Special Agent Jeff Youngblood, Oklahoma City FBI

Special Agent Jeff Youngblood, who works in the FBI's resident agency in Durant, Oklahoma, helped convict a corrupt public official of the Choctaw Nation of Oklahoma last year. He felt more satisfaction than usual bringing a criminal to justice, because Youngblood is Native American and a member of the Choctaw tribe.


Video Transcript

My name is Jeff Youngblood. I'm a special agent for the FBI. I'm assigned to the Oklahoma City Division, Durant Resident Agency. I am also an enrolled member of the Choctaw Nation of Oklahoma.

With this opportunity, when it came open, not only could I work as an FBI agent and do things as far as other roles, a law enforcement officer, but it also gave me a little fulfillment in knowing that I'm also helping out the Choctaw Nation, a tribe that I belong to.

One of the Choctaw employees who oversaw the construction, the new construction, remodeling for many of their projects for the Choctaw Nation, he had an expectation of receiving things that he wasn't entitled to, and some of these businesses, once they realized it, capitalized on it and continued to providing him gifts and bribes in cash and other forms of assets, cars, guns, things of those natures, to get him in—to get this individual, this Choctaw employee in their back pocket so when it came time for contracts, they could kind of set their price, set what they wanted to do and know it would get approved because they had won his favor through these bribes.

it was a unique situation in that not only do I get to work and investigate as an FBI agent, but it also gave me the opportunity to not only just help normal people but to help the tribe.

That’s when it really started to hit me. I'm a victim here as well as the other people because I'm a member of the tribe. This was our money.
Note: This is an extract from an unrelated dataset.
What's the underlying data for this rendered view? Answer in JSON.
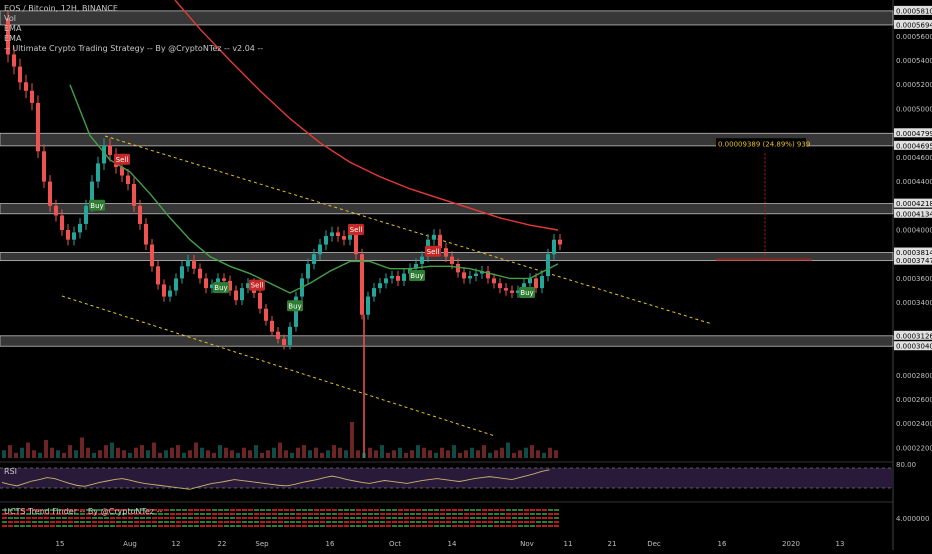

Being an FBI agent assigned here to the Nation in this territory, I was able to take an active role in trying to correct something.

It was very satisfying, very satisfying to be able to sit on the witness stand and not only tell them, you know, that I was an FBI agent and here’s what we did in putting them through the case agent but to look at the people that were in the gallery that were victims in this case that attended and wanted answers, but to be able to stand there on the witness stand and tell them, you know, I'm one of you, I'm a member, I'm a victim, too, and I'm standing here with you and here’s what we've done and, you know, we're getting justice for how we were wronged.
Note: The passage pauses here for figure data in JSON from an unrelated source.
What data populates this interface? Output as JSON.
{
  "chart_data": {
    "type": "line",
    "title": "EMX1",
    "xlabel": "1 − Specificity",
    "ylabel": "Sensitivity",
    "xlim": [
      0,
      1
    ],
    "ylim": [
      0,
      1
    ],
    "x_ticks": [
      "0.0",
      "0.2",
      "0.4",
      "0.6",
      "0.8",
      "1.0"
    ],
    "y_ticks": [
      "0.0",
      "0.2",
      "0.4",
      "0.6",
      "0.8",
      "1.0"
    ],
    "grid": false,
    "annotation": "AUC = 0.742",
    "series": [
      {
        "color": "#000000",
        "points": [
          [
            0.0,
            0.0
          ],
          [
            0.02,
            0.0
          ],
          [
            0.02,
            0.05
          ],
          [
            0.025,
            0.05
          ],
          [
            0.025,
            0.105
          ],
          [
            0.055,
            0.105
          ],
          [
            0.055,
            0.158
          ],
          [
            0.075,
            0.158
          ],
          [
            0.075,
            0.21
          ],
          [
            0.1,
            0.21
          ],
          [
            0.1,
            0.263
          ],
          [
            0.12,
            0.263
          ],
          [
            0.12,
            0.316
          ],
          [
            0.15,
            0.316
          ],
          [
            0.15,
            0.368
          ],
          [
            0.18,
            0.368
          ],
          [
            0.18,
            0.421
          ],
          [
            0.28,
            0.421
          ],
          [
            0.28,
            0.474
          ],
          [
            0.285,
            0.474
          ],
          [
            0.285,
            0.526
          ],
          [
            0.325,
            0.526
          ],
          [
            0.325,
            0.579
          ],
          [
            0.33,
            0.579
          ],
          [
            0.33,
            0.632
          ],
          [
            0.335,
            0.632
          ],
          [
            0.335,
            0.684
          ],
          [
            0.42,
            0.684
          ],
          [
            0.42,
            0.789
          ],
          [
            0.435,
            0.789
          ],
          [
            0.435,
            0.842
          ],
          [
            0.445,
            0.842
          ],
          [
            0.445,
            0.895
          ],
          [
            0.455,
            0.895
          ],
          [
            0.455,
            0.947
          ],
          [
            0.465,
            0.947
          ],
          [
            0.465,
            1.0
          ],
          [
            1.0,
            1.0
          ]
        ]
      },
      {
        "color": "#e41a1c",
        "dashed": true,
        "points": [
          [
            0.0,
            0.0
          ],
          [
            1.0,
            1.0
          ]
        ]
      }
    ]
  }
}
I've lived here all my life and for them to know that, you know, I've got roots. My parents, we go back to Southeastern Oklahoma. I'm not a transplant. This isn't a short-time assignment and I'm looking to go somewhere else. They know that I chose to come here. I wasn't assigned to it and then for the tribe to know that I am a member, that I'm not just going to do things halfway, because I do have an interest. I have a vested interest because it’s my tribe. I'm a member of it so the effort is going to be there. I certainly have an interest and they're aware of that. And I think that plays an important role. They know that I do care. It isn't just part of my duties.